Esse é o sonho de navegação de quem está no leme nos poderes da República. Michel Temer quer baixar a bola para manter sua base parlamentar, aprovar sua agenda de governo e conseguir sobreviver pelo menos até 2018. Tem feito isso com alguma competência, a ponto de não ser descartado como uma alternativa presidencial nas próximas eleições. Se não afogar durante a travessia, pode até chegar lá.
Dia sim e no outro também, Renan Calheiros é alvo das mais variadas denúncias. Ele tenta se manter à tona onde quase todos outros se afogaram. Sempre foi um exímio nadador em fortes correntezas. Seu bom desempenho era atribuído a frieza com que encarava águas adversas. Até agora não brigava contra marés. Dessa vez, encarou. Ganhou aplausos e solidariedade no Congresso.
Exagerou no tom. Desqualificou os juízes federais de primeira instância. Disparou com gosto contra o juiz Wasliney Oliveira, o “juizeco”. Atirou em Brasília, mas passou a impressão de que mirava longe daqui.
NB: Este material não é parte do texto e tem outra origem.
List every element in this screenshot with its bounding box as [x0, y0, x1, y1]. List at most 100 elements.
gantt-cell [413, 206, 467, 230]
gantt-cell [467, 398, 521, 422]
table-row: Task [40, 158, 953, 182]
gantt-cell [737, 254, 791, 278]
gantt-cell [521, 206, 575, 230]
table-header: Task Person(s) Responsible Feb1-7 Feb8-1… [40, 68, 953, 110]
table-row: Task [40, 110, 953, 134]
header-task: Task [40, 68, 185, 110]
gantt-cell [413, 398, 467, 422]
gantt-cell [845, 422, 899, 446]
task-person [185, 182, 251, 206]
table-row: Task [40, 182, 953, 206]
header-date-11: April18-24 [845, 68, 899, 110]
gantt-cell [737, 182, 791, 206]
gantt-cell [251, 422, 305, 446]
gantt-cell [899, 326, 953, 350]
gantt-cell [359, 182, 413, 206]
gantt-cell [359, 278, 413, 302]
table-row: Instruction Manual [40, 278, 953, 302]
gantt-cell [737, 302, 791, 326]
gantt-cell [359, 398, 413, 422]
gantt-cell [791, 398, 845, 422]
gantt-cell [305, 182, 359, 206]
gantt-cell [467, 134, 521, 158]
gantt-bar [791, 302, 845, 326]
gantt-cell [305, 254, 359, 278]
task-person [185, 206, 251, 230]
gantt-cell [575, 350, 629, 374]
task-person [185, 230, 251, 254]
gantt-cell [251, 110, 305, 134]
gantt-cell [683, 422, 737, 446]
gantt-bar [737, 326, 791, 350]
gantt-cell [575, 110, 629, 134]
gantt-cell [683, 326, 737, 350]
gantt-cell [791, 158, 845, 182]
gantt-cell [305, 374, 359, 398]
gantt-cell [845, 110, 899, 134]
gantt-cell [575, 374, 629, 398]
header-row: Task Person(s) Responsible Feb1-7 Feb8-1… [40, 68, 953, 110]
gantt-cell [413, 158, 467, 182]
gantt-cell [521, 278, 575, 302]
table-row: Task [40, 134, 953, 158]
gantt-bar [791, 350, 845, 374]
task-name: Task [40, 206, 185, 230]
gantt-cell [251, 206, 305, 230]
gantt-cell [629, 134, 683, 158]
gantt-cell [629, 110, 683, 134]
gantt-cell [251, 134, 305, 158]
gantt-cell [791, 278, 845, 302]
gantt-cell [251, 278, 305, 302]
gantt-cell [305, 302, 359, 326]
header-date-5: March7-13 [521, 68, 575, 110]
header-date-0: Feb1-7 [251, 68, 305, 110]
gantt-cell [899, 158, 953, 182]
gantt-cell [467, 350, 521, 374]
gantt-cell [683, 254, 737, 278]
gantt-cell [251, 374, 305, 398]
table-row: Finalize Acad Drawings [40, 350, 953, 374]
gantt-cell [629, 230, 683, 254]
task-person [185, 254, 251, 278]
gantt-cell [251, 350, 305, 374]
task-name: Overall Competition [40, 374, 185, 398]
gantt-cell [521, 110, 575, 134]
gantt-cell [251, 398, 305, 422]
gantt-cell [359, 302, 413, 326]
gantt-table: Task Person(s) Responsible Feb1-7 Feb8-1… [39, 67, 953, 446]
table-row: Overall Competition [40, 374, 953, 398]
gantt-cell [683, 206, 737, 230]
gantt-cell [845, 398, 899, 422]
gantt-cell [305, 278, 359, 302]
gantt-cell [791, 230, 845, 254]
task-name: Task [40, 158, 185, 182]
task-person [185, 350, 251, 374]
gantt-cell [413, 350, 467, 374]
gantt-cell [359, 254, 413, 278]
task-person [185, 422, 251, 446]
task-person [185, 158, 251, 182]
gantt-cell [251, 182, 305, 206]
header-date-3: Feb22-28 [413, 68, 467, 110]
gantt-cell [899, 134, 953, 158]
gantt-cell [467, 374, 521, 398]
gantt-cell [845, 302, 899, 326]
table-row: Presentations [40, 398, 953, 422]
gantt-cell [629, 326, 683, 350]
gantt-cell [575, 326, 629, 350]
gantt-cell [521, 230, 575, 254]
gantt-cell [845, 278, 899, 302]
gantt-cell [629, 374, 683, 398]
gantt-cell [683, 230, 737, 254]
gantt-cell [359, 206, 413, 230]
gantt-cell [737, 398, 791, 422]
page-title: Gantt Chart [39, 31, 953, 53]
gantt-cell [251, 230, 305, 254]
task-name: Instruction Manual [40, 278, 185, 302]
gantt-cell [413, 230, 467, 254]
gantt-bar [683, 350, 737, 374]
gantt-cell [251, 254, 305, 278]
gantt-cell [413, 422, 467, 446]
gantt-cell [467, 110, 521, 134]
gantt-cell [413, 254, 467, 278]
Deixou transparecer que compartilha o mesmo temor de grande parte de seus colegas de parlamento diante das águas revoltas de Curitiba, onde o juiz Sérgio Moro nada de braçada. Que o diga Eduardo Cunha.
Com isso, Renan abriu espaço para receber um chega para lá da ministra Cármen Lúcia, presidente do Supremo Tribunal Federal. Depois de belas tabelinhas com o ministro Ricardo Lewandowski, inclusive na pedalada na Constituição em relação aos direitos políticos de Dilma Rousseff, Renan parece não ter entendido que há uma nova e bem diferente gestão no STF.
Daí Renan ter sido surpreendido, depois que acertou com Temer um encontro entre chefes de poderes, com a decisão de Cármen Lúcia de não comparecer. Ela alegou agenda cheia. A pizza nem chegou a ir ao forno.
E será no Supremo que o futuro a curto, médio e longo prazo de Renan será julgado. Como informou aqui em Os Divergentes Ivanir Bortot, começa semana que vem. Renan, claro, pode ganhar tempo, adiar o julgamento até o final de seu mandato como presidente do Senado. O que vem antes ou depois, depende menos de Renan do que da Justiça.